Leaving their skates at the camp, carrying nothing but their firearms, with carefully loaded ammunition belts about their waists, they sallied forth to find the moose.

“If we don’t find him to-day,” said Frank, as they left the camp, “I believe we should stay here all night and go out early to-morrow morning for him again. It was in the early morning that we saw him before.”

Not taking the direction which would lead them again to the woodsmen’s camp, knowing the moose would not deliberately come up to a place where the work was going on, they bore off at an angle opposite that which they had pursued when they left the woodsmen some days previous.
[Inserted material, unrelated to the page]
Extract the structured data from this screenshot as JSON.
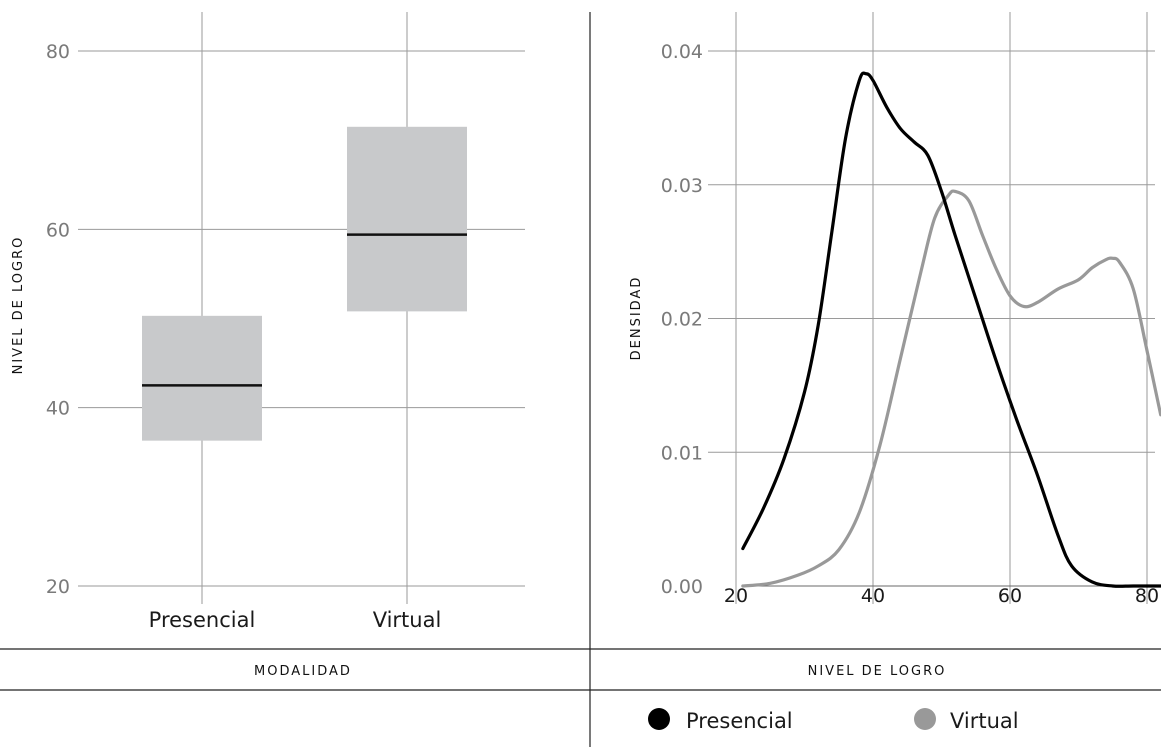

Two small creeks were frozen over, either of which might have been a waterhole. The boys crossed these, going deeper and deeper into the evergreen woods.

“Not even a thing for Paul to take a picture of,” Lanky remarked when they stopped in an opening to look the country over.

Off to one side they saw the mountains stretching away, and, as Frank thought, they should find something by going back in that direction. Getting their bearings, in order not to be lost, they made for the mountains which strung out to the south.

Suddenly Frank came to a halt and stopped all the boys.

Toward the hills, in a grove of trees, he saw moving things. Eight pairs of eyes studied the distance carefully.

Scattering out in a long line so that each was no closer than ten yards from the other, the boys swept forward toward the trees like a wave of soldiers just over the trenches heading for the enemy.

Frank was at the center, where he could call to the boys quickly and yet not have to yell too loud.

Yard by yard, through snow less than knee-deep, they made for the trees, seeing the animals more plainly as they went. There was no doubting it—a moose bull and several cows were in that bunch of trees, browsing about.

Within a hundred yards the boys saw a great bull lift his head, hold it high, seeming to sniff, and then turn directly toward them. He saw the boys coming. Instantly he trotted off toward the right, the cows all following on a gallop. It was the Old King Moose himself!

The boys ran as hard as they could toward that end of the grove, and the bull turned back. He stopped to look at his enemies. The boys closed in. The big bull moose pawed the ground with his fore feet, and the lads knew he was angry.

His head went up, a loud bellow came from him, and he charged straight for them!